Il y a des gens qui n'aiment pas beaucoup Semprun. Ils lui reprochent d'avoir été stalinien, de ne pas avoir assez souffert à Buchenwald, de célébrer narcissiquement ses exploits passés… Pour ma part je n'irais reprocher à personne de n'avoir pas fait comme il aurait fallu ce que je n'ai jamais eu à faire et dont j'aurais peut-être été incapable. Et que par ailleurs Semprun ait été sûr de lui, narcissique, bourré de mille défauts ou non, importe peu. Ce qui importe, c'est d'essayer de savoir d'où vient le plaisir particulier qu'on éprouve à lire ses livres : fascination, ou force littéraire de l'entreprise ?
La fascination, après tout, pourquoi pas. On se demandera peut-être ce que j'ai contre cet état pas très éloigné de la jouissance. Rien du tout, répondrai-je, et même il me passionne. Seulement il ne permet ni de comprendre ni d'écrire, sauf à en sortir au moins un petit peu.
La guerre d'Espagne, la résistance, le camp, la clandestinité, le bureau politique du PCE…, c'est fascinant. En tout cas moi ça me fascine. Mais cette fascination serait-elle aussi prégnante sans le dispositif littéraire qui l'induit ? Régis Debray, dans sa belle introduction à ces Exercices de survie, le dit bien : à la différence de Malraux, Semprun maintient ses souvenirs dans un ancrage individuel ; il est une voix qui dit « je ». Mais, serait-on tenté d’ajouter, rien de plus. On reste loin du « misérable petit tas de petits secrets » que dédaignait si fort l'auteur des Conquérants. Individuel mais pas personnel, le je qui parle ici est pure mémoire qui se souvient ; voix qui dit, doigt qui montre. D'où la construction spiralée au fil de laquelle surgissent des images qui s'imposent, s'effacent puis reviennent, en une lente boucle, du Lutetia, où commence le livre, au Lutetia : « J’étais dans la pénombre lambrissée, discrètement propice, du bar du Lutetia, quasiment désert. Mais ce n’était pas l’heure ».
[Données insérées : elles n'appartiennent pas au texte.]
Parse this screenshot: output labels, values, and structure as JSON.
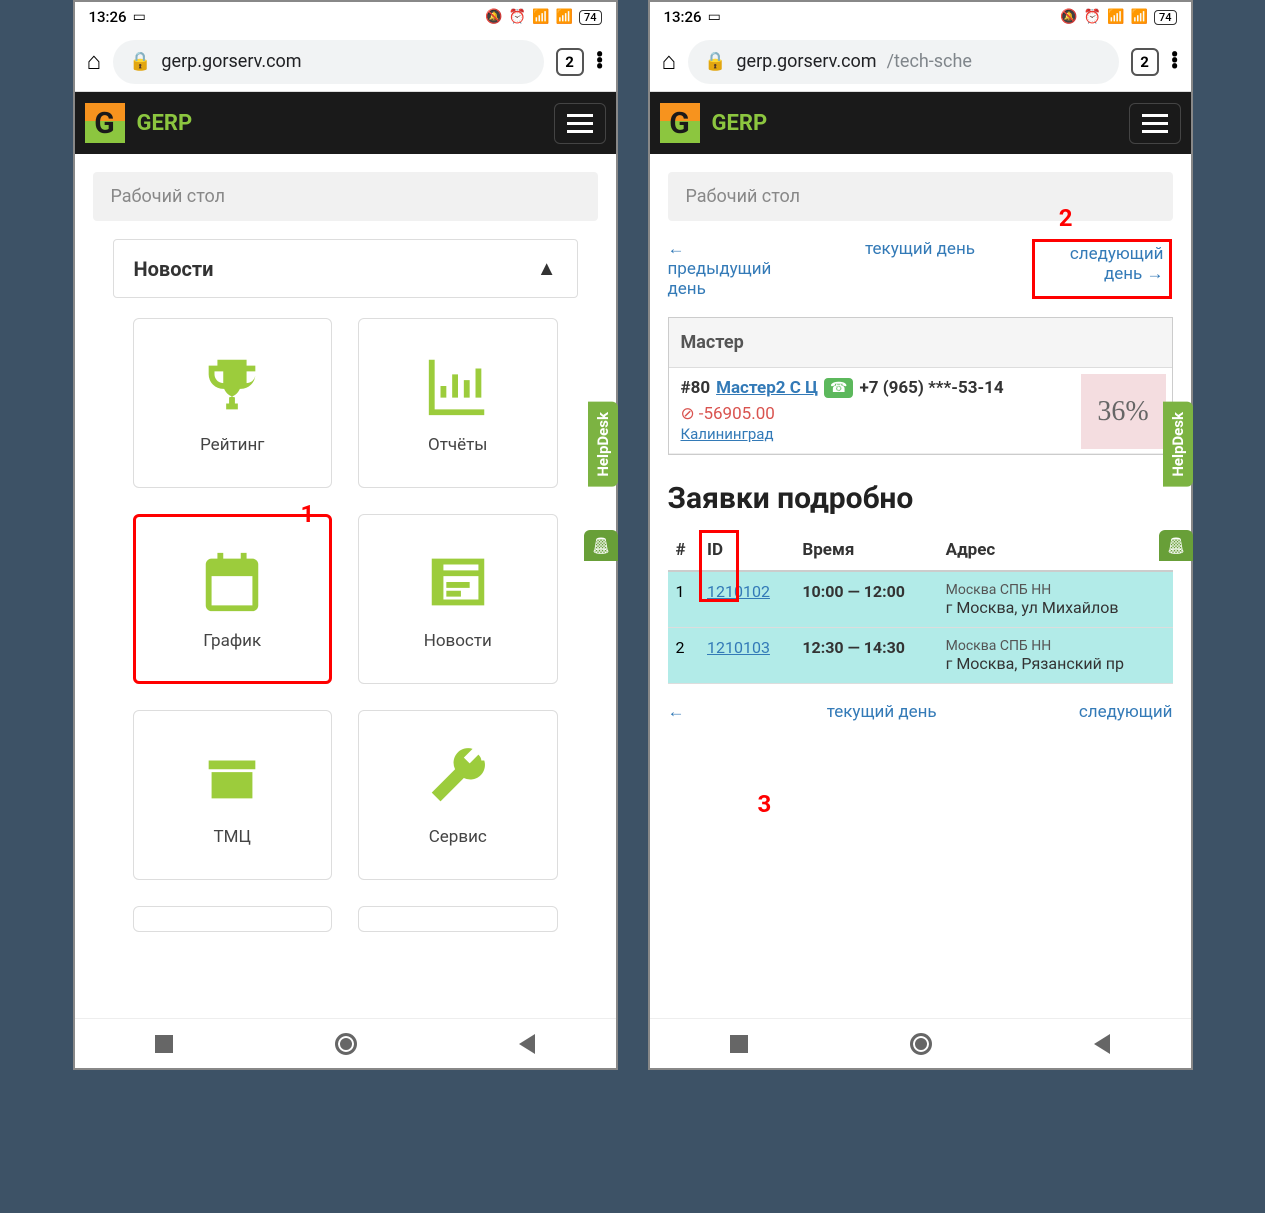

Ce début ne semble-t-il pas annoncer, autant qu’un exercice d’anamnèse, une séance de cinéma ? Comme tout réalisateur qui se respecte Semprun sait qu’il ne faut surtout pas vouloir tout montrer. A commencer par l’essentiel, l’expérience de la torture, cet « obscur et rayonnant secret de jeunesse » qui constitue le centre apparent du livre. Tout le texte tourne autour, sans que les séances effectivement subies soient jamais décrites, la spirale dont je parlais vient dessiner les bords de cette tache aveugle.
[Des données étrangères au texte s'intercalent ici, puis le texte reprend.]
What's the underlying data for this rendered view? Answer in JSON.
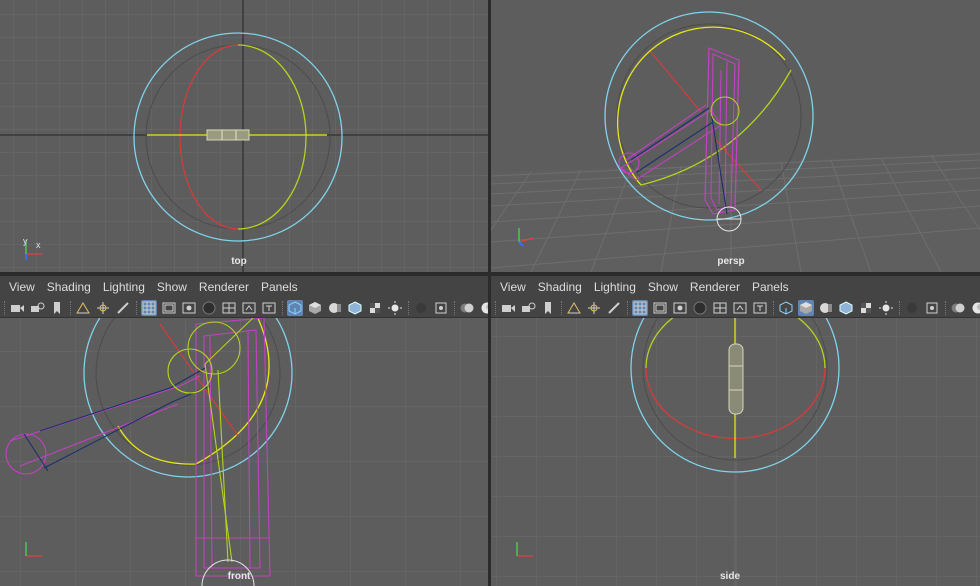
{
  "viewports": {
    "top": {
      "label": "top"
    },
    "persp": {
      "label": "persp"
    },
    "front": {
      "label": "front"
    },
    "side": {
      "label": "side"
    }
  },
  "panel_menu": [
    "View",
    "Shading",
    "Lighting",
    "Show",
    "Renderer",
    "Panels"
  ],
  "toolbar_icons": [
    "camera-select-icon",
    "camera-attributes-icon",
    "bookmark-icon",
    "image-plane-icon",
    "2d-pan-zoom-icon",
    "grease-pencil-icon",
    "grid-icon",
    "film-gate-icon",
    "resolution-gate-icon",
    "gate-mask-icon",
    "field-chart-icon",
    "safe-action-icon",
    "safe-title-icon",
    "wireframe-icon",
    "smooth-shade-icon",
    "default-material-icon",
    "wireframe-on-shaded-icon",
    "textured-icon",
    "use-all-lights-icon",
    "shadows-icon",
    "isolate-select-icon",
    "xray-icon",
    "xray-joints-icon"
  ],
  "axis": {
    "x": "x",
    "y": "y",
    "z": "z"
  },
  "colors": {
    "viewport_bg": "#5d5d5d",
    "grid_line": "#6b6b6b",
    "grid_axis": "#232323",
    "manipulator_ring": "#7fd3ea",
    "rotate_x": "#d43c3c",
    "rotate_y": "#b2d41c",
    "rotate_z": "#e6e619",
    "wire_magenta": "#c242c2",
    "wire_navy": "#1c2f6e",
    "menu_bg": "#444444",
    "active_button": "#5f86b3"
  }
}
Ce pourrait être une manière de préserver notre fascination, dont le dispositif choisi serait à la fois le moteur et la caution littéraire. En se retirant derrière le geste du « montreur », Semprun se ferait l’inventeur d’une forme particulièrement perverse d’archi-narcissisme.
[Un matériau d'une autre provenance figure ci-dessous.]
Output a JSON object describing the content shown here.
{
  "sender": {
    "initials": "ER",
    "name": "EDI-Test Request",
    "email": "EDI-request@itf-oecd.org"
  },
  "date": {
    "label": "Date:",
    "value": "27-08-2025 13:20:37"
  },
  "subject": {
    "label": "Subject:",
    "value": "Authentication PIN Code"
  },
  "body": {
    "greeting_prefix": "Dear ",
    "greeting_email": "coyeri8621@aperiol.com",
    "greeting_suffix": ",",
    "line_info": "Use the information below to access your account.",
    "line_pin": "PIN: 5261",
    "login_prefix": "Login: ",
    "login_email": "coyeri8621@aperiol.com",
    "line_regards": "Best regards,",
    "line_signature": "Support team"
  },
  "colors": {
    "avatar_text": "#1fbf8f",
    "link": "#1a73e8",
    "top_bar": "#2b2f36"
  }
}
Sauf qu’il avoue lui-même sa tendance, « dans l’euphorie de la jeunesse », à considérer sa « vie clandestine », avec tous les risques qu’elle comportait, « comme un signe d’appartenance à une sorte de chevalerie, comme une singularité bienheureuse… » qu’il « savour[ait] dans le silence de [son] intimité ». Si ce n’est pas de la fascination, qu’est-ce ? Et l’état qui nous intéresse, et qui constitue peut-être le vrai sujet des livres de Semprun, ne s’agit-il pas, plutôt que de le susciter, de le mettre en scène ?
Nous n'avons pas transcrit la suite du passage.